JAN HIRD POKORNY ASSOCIATES
Architect, preservationist, and teacher Jan Pokorny, who died on May 20, straddled not only fields, but worlds. With a sensibility shaped by history—he came from Brno, Czechoslovakia, the birthplace of Sigmund Freud and site of Mies van der Rohe’s Tugendhat House—Pokorny impressed all with his generous cosmopolitanism in a long career spanning Prague, Detroit, and New York. AN asked two who knew him as colleague and mentor to share their impressions.
Jan Hird Pokorny began his architectural practice in Prague in 1937 upon graduation from Prague Polytechnic University, emigrating to the United States via Sweden after the fall of Czechoslovakia to the Germans in 1939. He then completed his master’s degree in architecture in 1941 at Columbia University, where he would later teach.
During World War II, Jan worked in Detroit as an architect for the Leo Bauer firm, converting Ford automobile factories for production of battle tanks. After the war, he spent two years with Skidmore, Owings & Merrill, and then established his own architectural practice in New York City in 1947, quickly branching into industrial and academic architecture and establishing himself as a nuanced architect for public and institutional structures. His first major preservation project was the restoration of Schermerhorn Row at the South Street Seaport, completed in 1983.
I joined Jan’s firm in 1986. When he asked me if I would work for him, I said yes, but that I could not start immediately. I told him I had planned a four-week trip to India, and he scrunched up his face—at this time I thought he was about to rescind his offer—then he said, “No, no, four weeks will not do”—long pause—”you must spend at least six weeks in India!”
When I began working on the Morris-Jumel mansion restoration, which had a tight schedule, I would stay late working on details, construction drawings, and specifications. In most offices, partners would typically make the rounds admonishing staff to “hurry up and get that out!” Jan came up behind me on a particular evening, and I could feel him looking over my shoulder. I braced myself for the “get it out” admonition. Instead, he very gently said, “Take as long as you wish to finish this, just make sure that it’s the best we can do.”
Until three years ago, our office was in Jan’s home and it was very similar to an atelier atmosphere, very unstructured and familial. It was the norm that at everyone’s birthday we would sit at his huge George Nakashima dining room table and have Slivovitz and cake. Often, if one arrived early, Jan would already be at his desk, but in his pajamas!
Richard M. Olcott
Jan and I spent about 11 years together on the Landmarks Preservation Commission, starting together in September 1996. At 81, he was twice my age when he started and by far the oldest of the commissioners. Nonetheless, he was possibly the most progressive of us all, consistently advocating an enlightened position drawn from a lifetime of experience. That enlightenment came in large part from Jan’s Czech background, having grown up in the famously beautiful medieval and Baroque city of Prague in a country that also has a long and strong modernist history. Jan could move among many such overlapping languages with ease, and with a profound, unfettered understanding of history, coupled with an enthusiasm for the contemporary. You could scarcely find any individual who cared more deeply about architecture, art, music, and literature, and whose manner, bearing, and dress—elegant gray suits, always with a bowtie—bespoke a truly cultured person.
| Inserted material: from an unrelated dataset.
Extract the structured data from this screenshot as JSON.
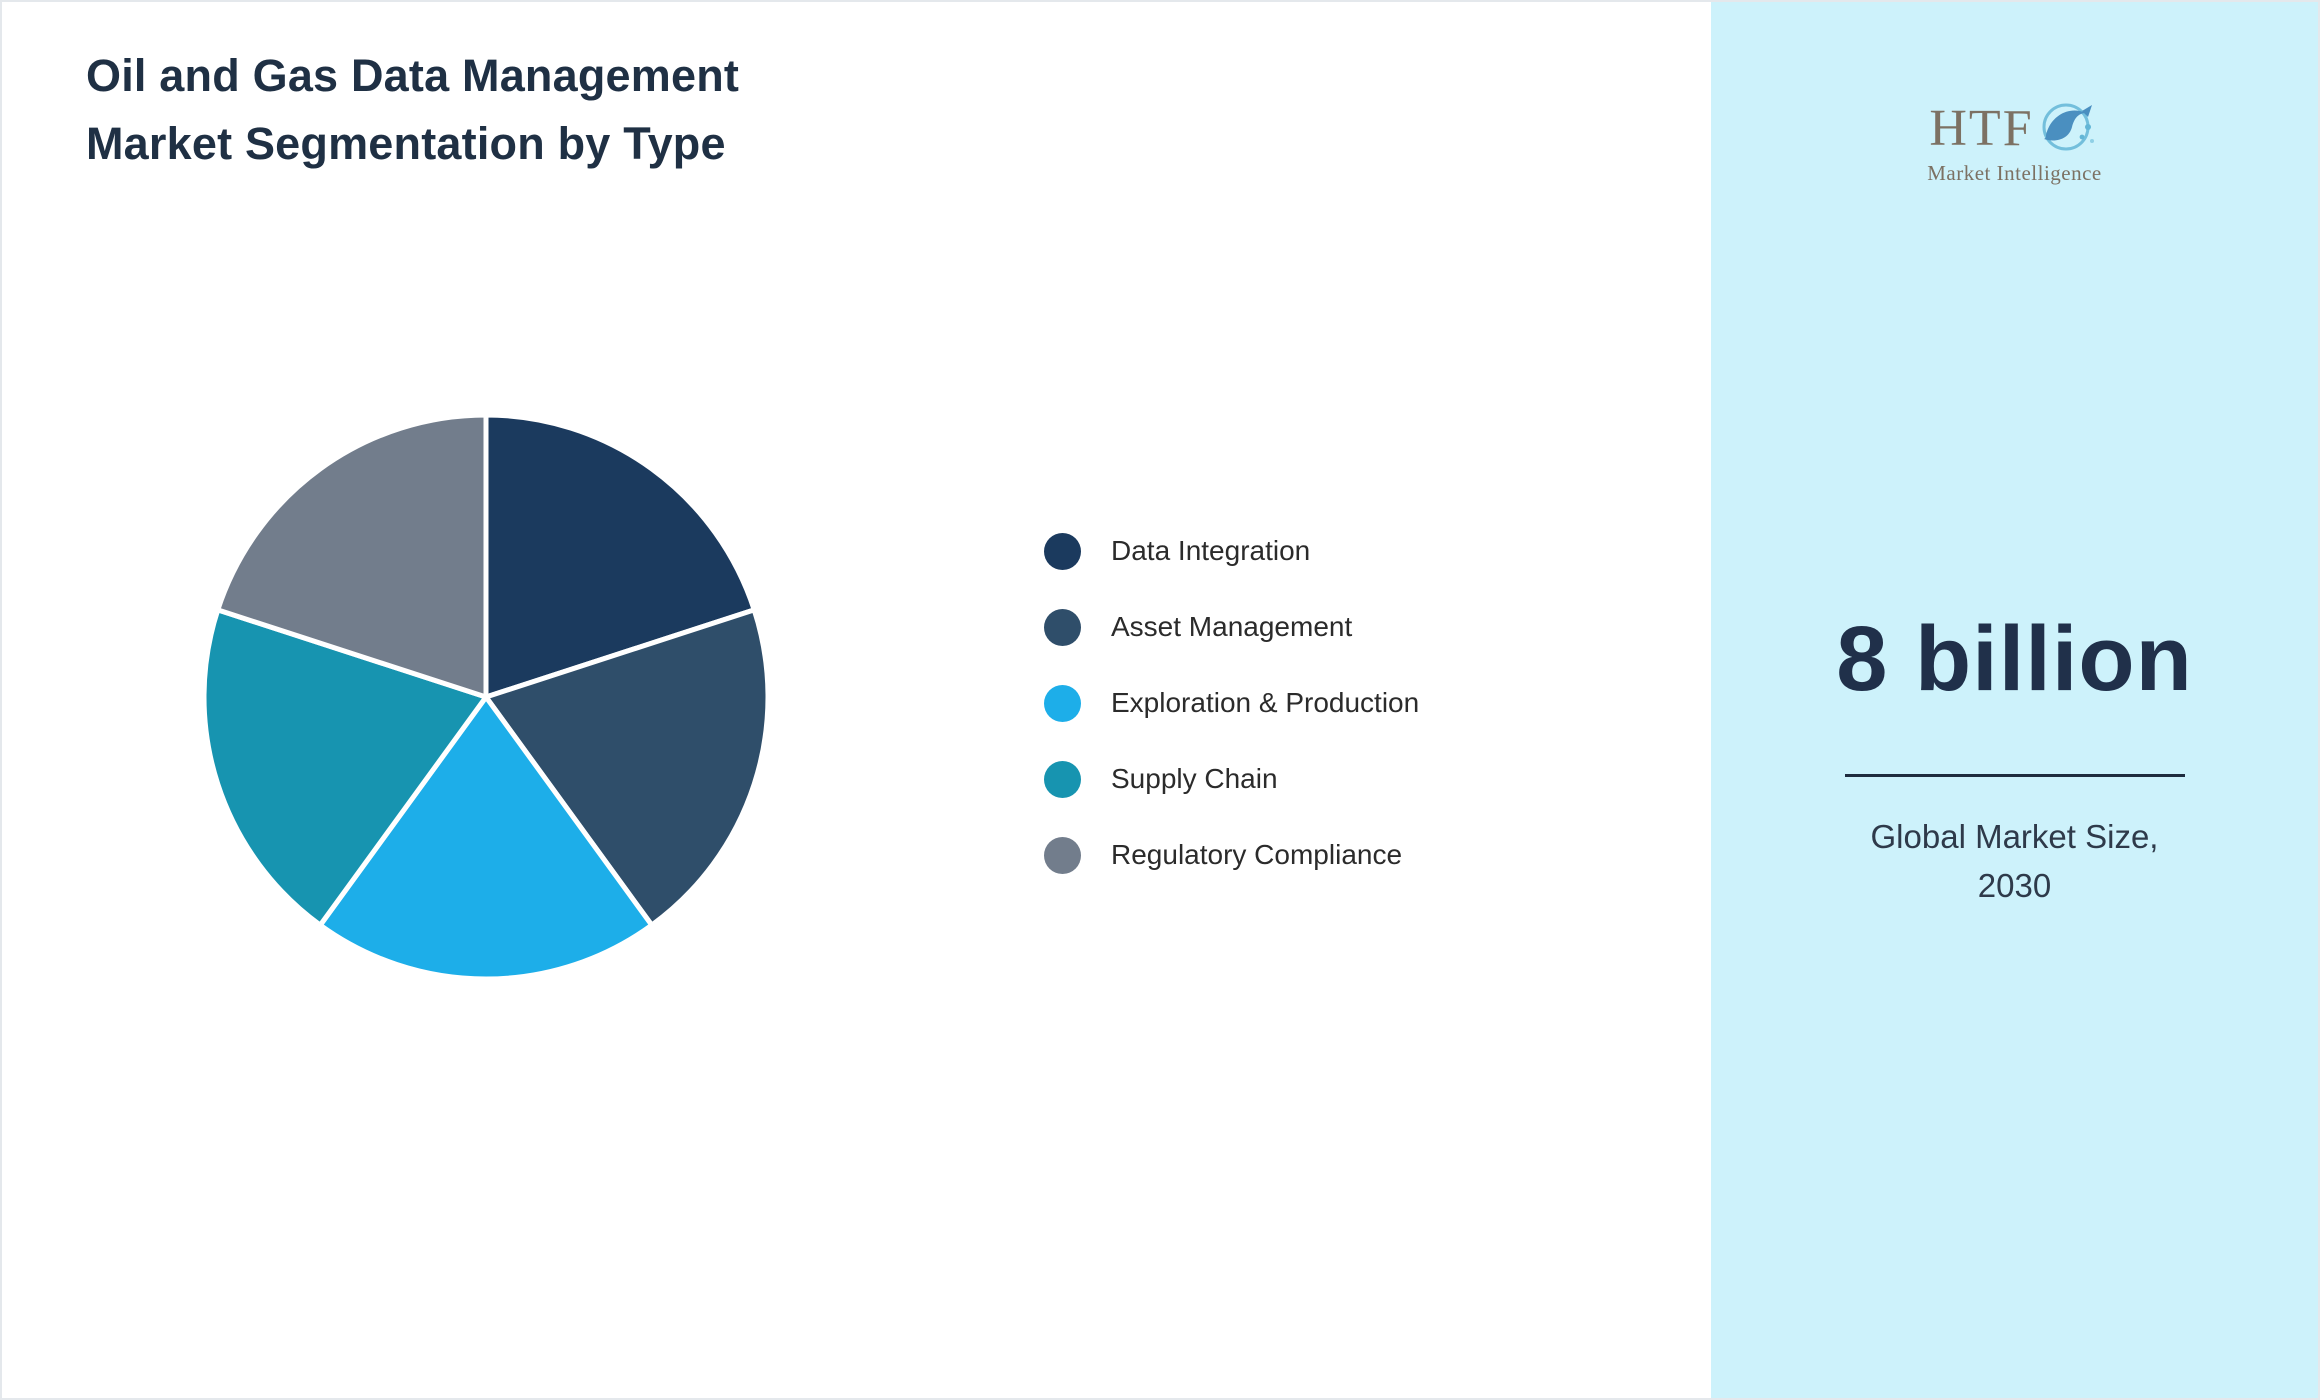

Countless applicants have been the unwitting beneficiaries of that civility, and Jan was always polite and deferential even when delivering the bad news about their designs. He had a low tolerance for stylistic excess and structural inefficiency, and would unfailingly point out such glaring deficiencies and their proper resolution at the first opportunity, the teacher in him coming to the fore. This quality earned Jan the nickname “the Professor” among the commissioners; some would hold back (“Let’s see what the Professor thinks”) until Jan had pronounced the application either promising or beyond redemption. He always provided succinct, elegantly simple summations of complicated problems, on the heels of another commissioner’s long-winded bloviation. We were all guilty of that, but never him.
But the heart of the matter is this: It’s easy to dislike the Landmarks Commission, even though everyone needs it. It’s a world of sniping, know-it-all critics, pontificating architects, scheming developers, and occasionally unhinged preservationists, all with their own agendas. It’s not easy to do as Jan did: to serenely reside above the fray and get to the issues and the truth, and then find the way forward. I will miss that, and New Yorkers will too, whether they know it or not.